A second smuggling boom came a few decades later when the 18th Amendment prohibited alcohol in the United States. West End achieved notoriety as a rum-running port during this prohibition. Warehouses, distilleries, bars, and supply stores sprang up all over West End. Eventually prohibition ended, the economy contracted and people started fishing again.

Fishing and tourism remain the two major industries of the West End economy.

==Fishing==
West End is known for its fishing. The location allows sport fishing enthusiasts to easily access shallow or deep-water options within a few nautical miles.

The north side of the island is part of the Bahama Banks and has very shallow water, making it a popular destination for bonefishing. Legendary bonefish guide Israel Rolle, known as "Bonefish Folley", died in July 2012. He guided bonefishing clients like Ernest Hemingway, Martin Luther King Jr., and Richard Nixon. Local fishermen also catch mutton snapper, groupers, spiny lobster and conch. Northwest of West End is Memory Rock. Memory Rock is a large rock that is sticking out of the water in around 7-8 feet of water. Memory Rock is home to great spearfishing and yellowtail snapper fishing. The depth around Memory Rock goes form 2,000 feet to 8 feet in under a mile. This makes for great wahoo trolling as well. In 100-40 feet has great grouper fishing. The shallower you get you can spearfish for mutton snapper, hogfish, spiny lobster (crawfish) and smaller groupers. In these shallow waters also sometimes hold conch. Conch is a shellfish that has a great taste when prepared correctly. The West End Settlement is known for its conch salad.

Around the tip of West End, the water on the south side of the island drops to a deep trench not far from the shoreline. The Gulf Stream runs through this trench, attracting big game fish to the smaller prey that are carried along. Offshore sport fishermen are drawn to the blue marlin, white marlin, yellow-fin and blue-fin tuna, sailfish, wahoo and dolphin (Mahi Mahi).

== Tourism ==
West End is only 55 nautical miles from the Florida coast and has a long history as a resort destination because of its accessibility. For most boaters entering Bahamian waters from the United States, it is the first port of call. West End is also serviced by the local West End Airport and Grand Bahama International Airport in Freeport.

Tourism and foreign investment have been attracted by the natural beauty of the beaches and water, the warm climate, British rule of law and a stable financial system (the currency is pegged to the US dollar).

=== Jack Tar Village ===

In the late 1940s, the Butlin's firm of the UK built a 1000-guest holiday resort on the then-largely undeveloped island from scratch, including building West End Airport. Butlin's operated the partially-constructed facility for one season (1950) before running out of money. Part of the property was put back into operation in 1955, until it was rebuilt by US interests in 1960 under the Jack Tar brand.

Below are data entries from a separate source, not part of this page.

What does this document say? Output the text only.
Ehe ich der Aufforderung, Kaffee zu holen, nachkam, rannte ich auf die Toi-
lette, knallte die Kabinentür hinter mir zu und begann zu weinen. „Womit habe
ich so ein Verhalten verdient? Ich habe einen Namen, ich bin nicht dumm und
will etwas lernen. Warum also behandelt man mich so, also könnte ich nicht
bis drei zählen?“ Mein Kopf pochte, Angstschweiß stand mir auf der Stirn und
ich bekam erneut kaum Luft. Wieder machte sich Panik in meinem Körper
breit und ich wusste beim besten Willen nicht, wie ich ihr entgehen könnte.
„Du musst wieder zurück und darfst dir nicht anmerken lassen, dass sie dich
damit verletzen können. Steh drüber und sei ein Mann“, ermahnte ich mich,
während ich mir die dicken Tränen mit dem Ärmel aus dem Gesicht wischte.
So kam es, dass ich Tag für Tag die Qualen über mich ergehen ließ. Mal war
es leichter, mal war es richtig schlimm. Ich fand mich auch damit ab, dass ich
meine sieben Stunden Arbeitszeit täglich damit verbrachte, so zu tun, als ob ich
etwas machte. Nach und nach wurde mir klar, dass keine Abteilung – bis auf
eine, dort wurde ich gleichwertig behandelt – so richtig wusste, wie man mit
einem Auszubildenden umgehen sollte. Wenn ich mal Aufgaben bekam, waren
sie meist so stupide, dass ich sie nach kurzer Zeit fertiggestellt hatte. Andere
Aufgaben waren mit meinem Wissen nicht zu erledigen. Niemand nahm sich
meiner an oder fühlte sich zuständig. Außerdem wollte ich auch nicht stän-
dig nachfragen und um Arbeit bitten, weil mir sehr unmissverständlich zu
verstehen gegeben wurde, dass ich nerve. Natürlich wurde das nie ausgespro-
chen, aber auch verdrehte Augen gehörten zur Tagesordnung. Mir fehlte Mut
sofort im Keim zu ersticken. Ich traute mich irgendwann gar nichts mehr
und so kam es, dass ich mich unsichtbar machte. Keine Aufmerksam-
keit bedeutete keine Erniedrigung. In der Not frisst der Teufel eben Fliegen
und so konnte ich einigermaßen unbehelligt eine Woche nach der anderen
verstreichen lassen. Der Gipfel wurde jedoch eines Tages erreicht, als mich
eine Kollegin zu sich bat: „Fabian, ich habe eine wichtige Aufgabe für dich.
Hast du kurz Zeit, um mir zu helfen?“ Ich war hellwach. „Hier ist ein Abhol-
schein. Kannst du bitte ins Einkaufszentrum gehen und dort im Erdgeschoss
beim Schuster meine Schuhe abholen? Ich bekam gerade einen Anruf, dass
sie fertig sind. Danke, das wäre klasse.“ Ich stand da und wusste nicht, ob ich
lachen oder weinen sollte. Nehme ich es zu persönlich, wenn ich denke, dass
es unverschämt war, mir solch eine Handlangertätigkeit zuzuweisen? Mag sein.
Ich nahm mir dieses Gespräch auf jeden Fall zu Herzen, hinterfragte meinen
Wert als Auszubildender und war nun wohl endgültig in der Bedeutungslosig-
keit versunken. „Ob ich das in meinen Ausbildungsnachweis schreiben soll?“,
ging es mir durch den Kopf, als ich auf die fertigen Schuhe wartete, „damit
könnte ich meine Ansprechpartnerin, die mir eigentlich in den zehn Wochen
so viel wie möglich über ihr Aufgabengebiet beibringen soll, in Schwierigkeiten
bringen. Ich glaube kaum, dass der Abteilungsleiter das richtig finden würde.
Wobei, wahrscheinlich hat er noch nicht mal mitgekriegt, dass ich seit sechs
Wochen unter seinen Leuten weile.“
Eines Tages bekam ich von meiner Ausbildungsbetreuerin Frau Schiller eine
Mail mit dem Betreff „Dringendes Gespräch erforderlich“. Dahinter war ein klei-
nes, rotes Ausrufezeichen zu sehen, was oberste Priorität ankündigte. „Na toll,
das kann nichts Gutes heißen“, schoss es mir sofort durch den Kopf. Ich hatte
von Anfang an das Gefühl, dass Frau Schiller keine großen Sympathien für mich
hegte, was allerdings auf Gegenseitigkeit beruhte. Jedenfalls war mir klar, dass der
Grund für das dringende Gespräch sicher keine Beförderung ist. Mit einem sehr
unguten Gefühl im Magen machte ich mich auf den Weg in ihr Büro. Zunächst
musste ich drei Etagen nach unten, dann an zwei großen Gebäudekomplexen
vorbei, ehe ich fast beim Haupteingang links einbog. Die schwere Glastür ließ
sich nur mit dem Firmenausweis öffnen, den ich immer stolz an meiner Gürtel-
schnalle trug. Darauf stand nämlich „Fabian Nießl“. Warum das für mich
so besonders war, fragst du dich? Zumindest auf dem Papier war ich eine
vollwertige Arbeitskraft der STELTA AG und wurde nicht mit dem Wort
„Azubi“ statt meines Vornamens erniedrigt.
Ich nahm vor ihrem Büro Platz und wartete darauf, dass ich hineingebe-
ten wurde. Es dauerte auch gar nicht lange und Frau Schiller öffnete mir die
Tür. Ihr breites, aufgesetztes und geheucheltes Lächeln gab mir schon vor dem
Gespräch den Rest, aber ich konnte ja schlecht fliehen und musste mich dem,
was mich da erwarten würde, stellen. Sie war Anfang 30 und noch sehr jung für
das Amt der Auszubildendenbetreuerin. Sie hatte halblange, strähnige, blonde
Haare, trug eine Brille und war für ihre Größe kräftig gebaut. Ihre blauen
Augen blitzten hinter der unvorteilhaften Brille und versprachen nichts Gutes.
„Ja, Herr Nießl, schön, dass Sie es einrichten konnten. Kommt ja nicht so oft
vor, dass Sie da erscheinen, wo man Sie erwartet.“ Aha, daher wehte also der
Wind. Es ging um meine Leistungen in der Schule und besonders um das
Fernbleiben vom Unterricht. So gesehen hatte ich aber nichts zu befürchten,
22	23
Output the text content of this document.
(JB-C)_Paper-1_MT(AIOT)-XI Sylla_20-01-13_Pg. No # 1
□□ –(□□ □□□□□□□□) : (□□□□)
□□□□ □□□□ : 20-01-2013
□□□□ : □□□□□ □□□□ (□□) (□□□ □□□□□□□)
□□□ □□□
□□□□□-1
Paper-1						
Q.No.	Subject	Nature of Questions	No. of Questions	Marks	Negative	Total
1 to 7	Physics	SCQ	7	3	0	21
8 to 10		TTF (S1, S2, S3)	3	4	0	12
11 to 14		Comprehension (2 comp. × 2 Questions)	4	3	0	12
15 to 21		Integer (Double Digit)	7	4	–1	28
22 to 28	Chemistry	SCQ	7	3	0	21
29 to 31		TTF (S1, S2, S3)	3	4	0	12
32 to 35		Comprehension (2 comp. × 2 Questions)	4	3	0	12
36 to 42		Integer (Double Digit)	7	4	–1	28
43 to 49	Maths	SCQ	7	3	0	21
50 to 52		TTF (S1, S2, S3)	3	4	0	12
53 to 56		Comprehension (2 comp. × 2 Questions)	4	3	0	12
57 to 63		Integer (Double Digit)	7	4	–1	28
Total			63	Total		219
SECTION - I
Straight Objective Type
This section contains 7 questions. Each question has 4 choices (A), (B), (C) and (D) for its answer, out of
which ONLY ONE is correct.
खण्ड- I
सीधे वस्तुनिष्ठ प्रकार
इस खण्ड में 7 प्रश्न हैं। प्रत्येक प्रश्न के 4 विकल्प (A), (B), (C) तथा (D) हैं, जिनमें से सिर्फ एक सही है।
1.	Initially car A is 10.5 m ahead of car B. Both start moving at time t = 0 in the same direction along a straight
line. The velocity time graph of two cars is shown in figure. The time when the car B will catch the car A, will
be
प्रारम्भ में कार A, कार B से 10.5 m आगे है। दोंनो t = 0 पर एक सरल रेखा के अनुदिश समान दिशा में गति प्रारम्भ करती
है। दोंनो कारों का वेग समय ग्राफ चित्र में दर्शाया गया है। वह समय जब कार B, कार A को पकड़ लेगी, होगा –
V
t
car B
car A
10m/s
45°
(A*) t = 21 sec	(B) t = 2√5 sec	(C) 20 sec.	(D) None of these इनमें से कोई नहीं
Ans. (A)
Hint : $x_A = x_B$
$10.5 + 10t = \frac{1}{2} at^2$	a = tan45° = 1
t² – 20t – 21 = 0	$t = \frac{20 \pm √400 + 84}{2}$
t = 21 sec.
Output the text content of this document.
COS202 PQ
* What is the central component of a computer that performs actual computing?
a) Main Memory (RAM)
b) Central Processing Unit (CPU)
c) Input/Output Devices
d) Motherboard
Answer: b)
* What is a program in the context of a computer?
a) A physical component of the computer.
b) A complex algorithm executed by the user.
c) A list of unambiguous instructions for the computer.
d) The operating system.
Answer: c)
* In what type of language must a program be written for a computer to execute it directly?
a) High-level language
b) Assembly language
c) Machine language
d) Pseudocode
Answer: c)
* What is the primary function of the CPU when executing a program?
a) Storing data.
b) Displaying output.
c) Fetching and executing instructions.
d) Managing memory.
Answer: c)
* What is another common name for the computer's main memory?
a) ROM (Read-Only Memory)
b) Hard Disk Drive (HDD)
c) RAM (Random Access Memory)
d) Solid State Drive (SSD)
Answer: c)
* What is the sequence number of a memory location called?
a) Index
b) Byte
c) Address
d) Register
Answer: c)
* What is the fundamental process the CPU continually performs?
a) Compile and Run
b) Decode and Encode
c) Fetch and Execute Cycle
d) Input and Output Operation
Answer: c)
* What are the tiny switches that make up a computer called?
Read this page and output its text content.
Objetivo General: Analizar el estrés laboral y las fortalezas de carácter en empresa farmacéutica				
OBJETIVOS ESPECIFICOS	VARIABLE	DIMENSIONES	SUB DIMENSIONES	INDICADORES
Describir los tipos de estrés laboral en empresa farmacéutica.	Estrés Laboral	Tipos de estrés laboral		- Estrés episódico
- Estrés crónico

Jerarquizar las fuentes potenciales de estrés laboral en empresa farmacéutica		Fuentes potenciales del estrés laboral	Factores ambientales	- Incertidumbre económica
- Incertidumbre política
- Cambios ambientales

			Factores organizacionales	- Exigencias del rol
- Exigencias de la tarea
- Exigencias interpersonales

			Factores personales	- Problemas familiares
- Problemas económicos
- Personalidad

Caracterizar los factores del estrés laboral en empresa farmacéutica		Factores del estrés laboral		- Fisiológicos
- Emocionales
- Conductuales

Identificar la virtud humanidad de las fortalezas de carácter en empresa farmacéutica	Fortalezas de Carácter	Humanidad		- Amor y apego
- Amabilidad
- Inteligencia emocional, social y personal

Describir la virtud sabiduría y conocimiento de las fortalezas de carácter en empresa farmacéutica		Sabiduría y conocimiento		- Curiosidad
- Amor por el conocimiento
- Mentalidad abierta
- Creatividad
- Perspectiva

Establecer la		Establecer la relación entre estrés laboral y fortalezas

This predates resorts in Freeport and Lucaya. The large 356-room resort had three 9-hole golf courses, 16 tennis courts, a half-million gallon salt water swimming pool (the Bahamas' largest), a huge auditorium for live shows, a shopping arcade, several restaurants, a 100-slip marina and an airport. The airport received charter flights from as far away as the Midwest and, at its peak, several flights from Canada each week.

Jack Tar closed in the early 1990s and was partially demolished thereafter.